Nine bodies have been recovered so far.

Indonesia Plane Source: Firdia Lisnawati

THE FIRST OF the nine victims recovered from the AirAsia Flight QZ8501 crash site has been buried.

Hayati Lutfiah Hamid’s identity was confirmed by fingerprints and other means.

Her body, in a dark casket topped with flowers, was handed over to family members during a brief ceremony at a police hospital in Surabaya, the Indonesian city where the plane took off. A relative cried as she placed both hands against the polished wood.

The coffin was then taken to a village and lowered into a muddy grave, following Muslim obligations requiring bodies to be buried quickly. An imam said a simple prayer as about 150 people gathered in the drizzling rain, and red flowers were sprinkled over the mound of wet dirt topped by a small white tombstone.

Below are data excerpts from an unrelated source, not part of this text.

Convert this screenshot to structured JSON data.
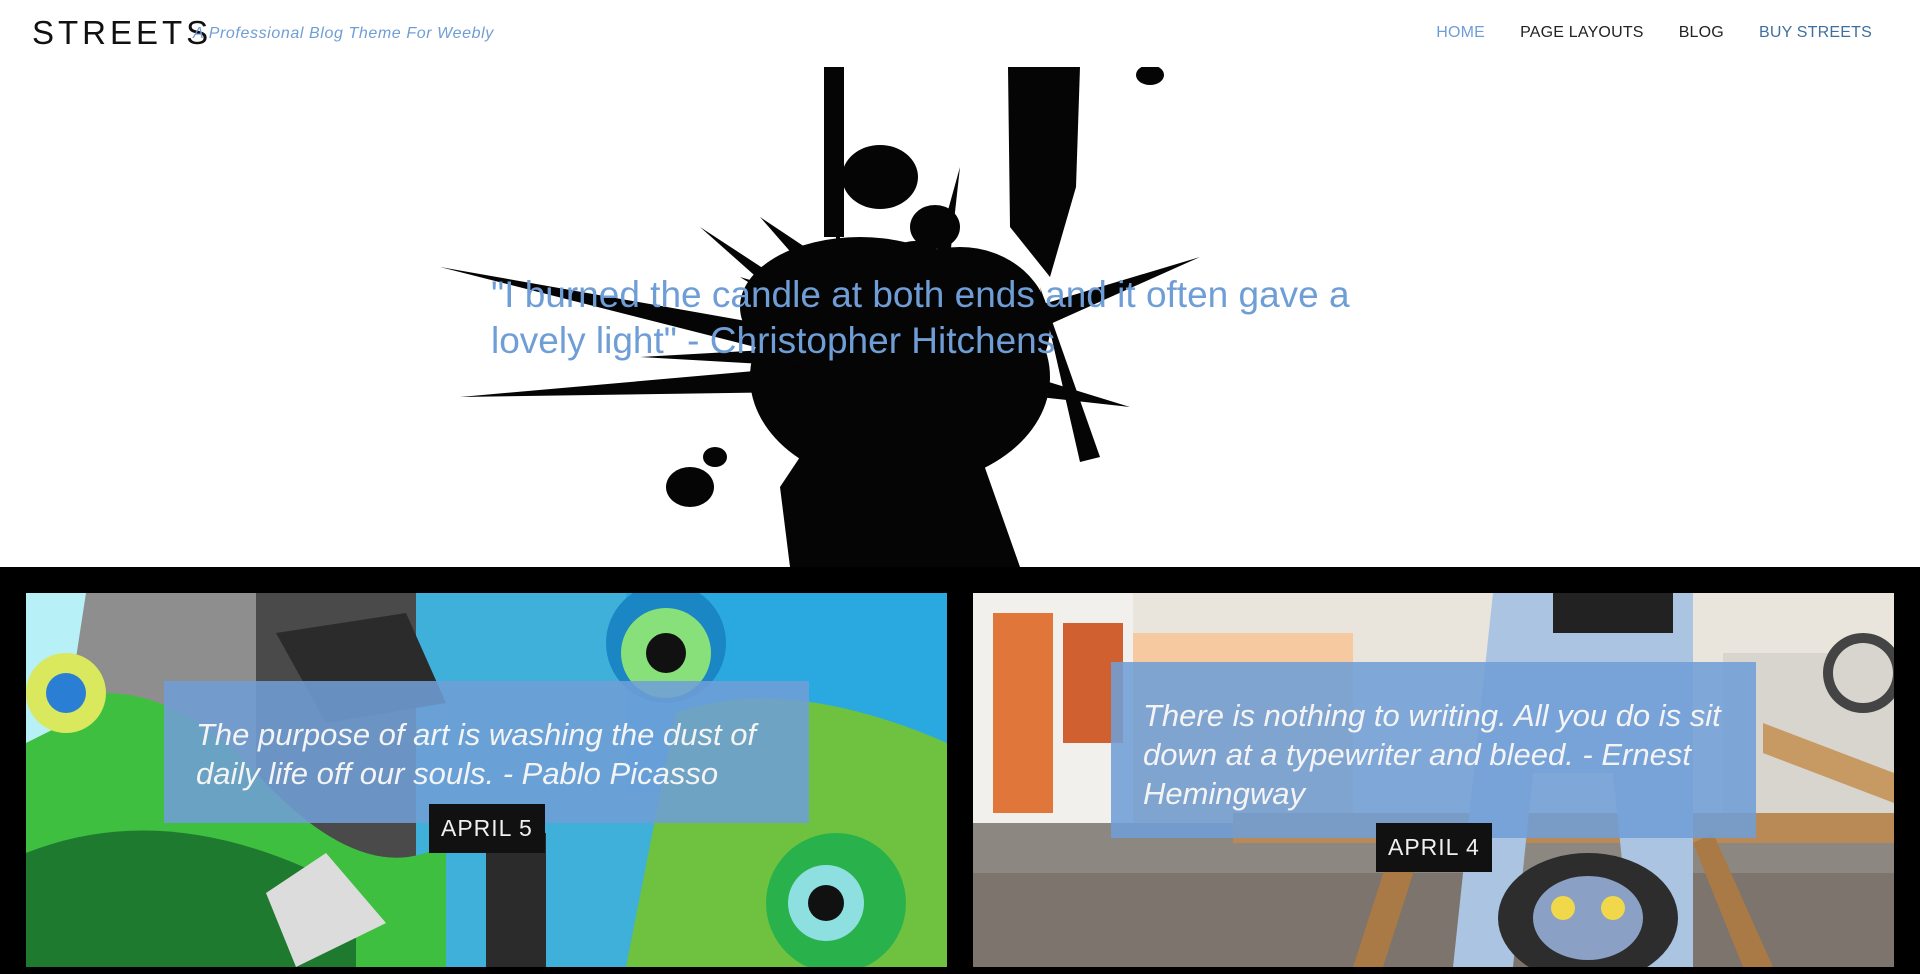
{
  "header": {
    "logo": "STREETS",
    "tagline": "A Professional Blog Theme For Weebly",
    "nav": [
      {
        "label": "HOME"
      },
      {
        "label": "PAGE LAYOUTS"
      },
      {
        "label": "BLOG"
      },
      {
        "label": "BUY STREETS"
      }
    ]
  },
  "hero": {
    "quote": "\"I burned the candle at both ends and it often gave a lovely light\" - Christopher Hitchens"
  },
  "posts": [
    {
      "quote": "The purpose of art is washing the dust of daily life off our souls. - Pablo Picasso",
      "date": "APRIL 5"
    },
    {
      "quote": "There is nothing to writing. All you do is sit down at a typewriter and bleed. - Ernest Hemingway",
      "date": "APRIL 4"
    }
  ],
  "colors": {
    "accent": "#6f9ed6",
    "dark": "#111111"
  }
}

Nine bodies have so far been retrieved in the search for the Airbus A320-200, which crashed into the Java Sea with 162 people on board during a storm Sunday en route from Indonesia’s second city of Surabaya to Singapore.

Rough weather yesterday hampered efforts to locate and retrieve more bodies from the sea off the island of Borneo, but conditions improved briefly this morning.

“The weather is clear today. We’re making an all-out effort to search for bodies and locate the fuselage,” search and rescue official Sunarbowo Sandi told AFP from Pangkalan Bun, a town on Borneo with the nearest airstrip to the crash site.

The weather worsened in the afternoon, with heavy rain grounding helicopters, but ships and other vessels were continuing operations, said SB Supriyadi, another search and rescue official.

Indonesia Plane A crew member of Indonesian Navy's CN-235 transport plane looks out of a window during a search operation for victims of the ill-fated AirAsia Flight 8501 on Java Sea. Source: Tatan Syuflana

Sandi said foreign experts would join Indonesian transport safety investigators in the search for the wreckage and the black boxes, which are crucial to determining the cause of the crash.

“Ten investigators from the national transport safety committee (KNKT) along with two French and two Singapore investigators will join the search today to locate the fuselage,” he said.

“We hope that an underwater beacon will be able to detect the weak signal transmitted by the ELT (emergency locator transmitter),” he added.

The transmitter sends a signal supposed to help rescuers find a plane in the event of an accident.

Dozens of navy frogmen and search-and-rescue divers were in the area and ready to go once the fuselage was located, Sandi told AFP.

The plane is believed to be in relatively shallow water of around 25-32 metres (82-105 feet).

KNKT air safety investigator Toos Sanitioso told AFP they “hope optimistically” to find the plane in the near future but warned it could take at least a week.

Additional reporting: Associated Press

Originally published: 17.30

© – AFP 2015

Read: Q&A: What happened to missing AirAsia flight QZ8501?

Read: Daughter of Indonesian pilot begs “Papa come home, I still need Papa”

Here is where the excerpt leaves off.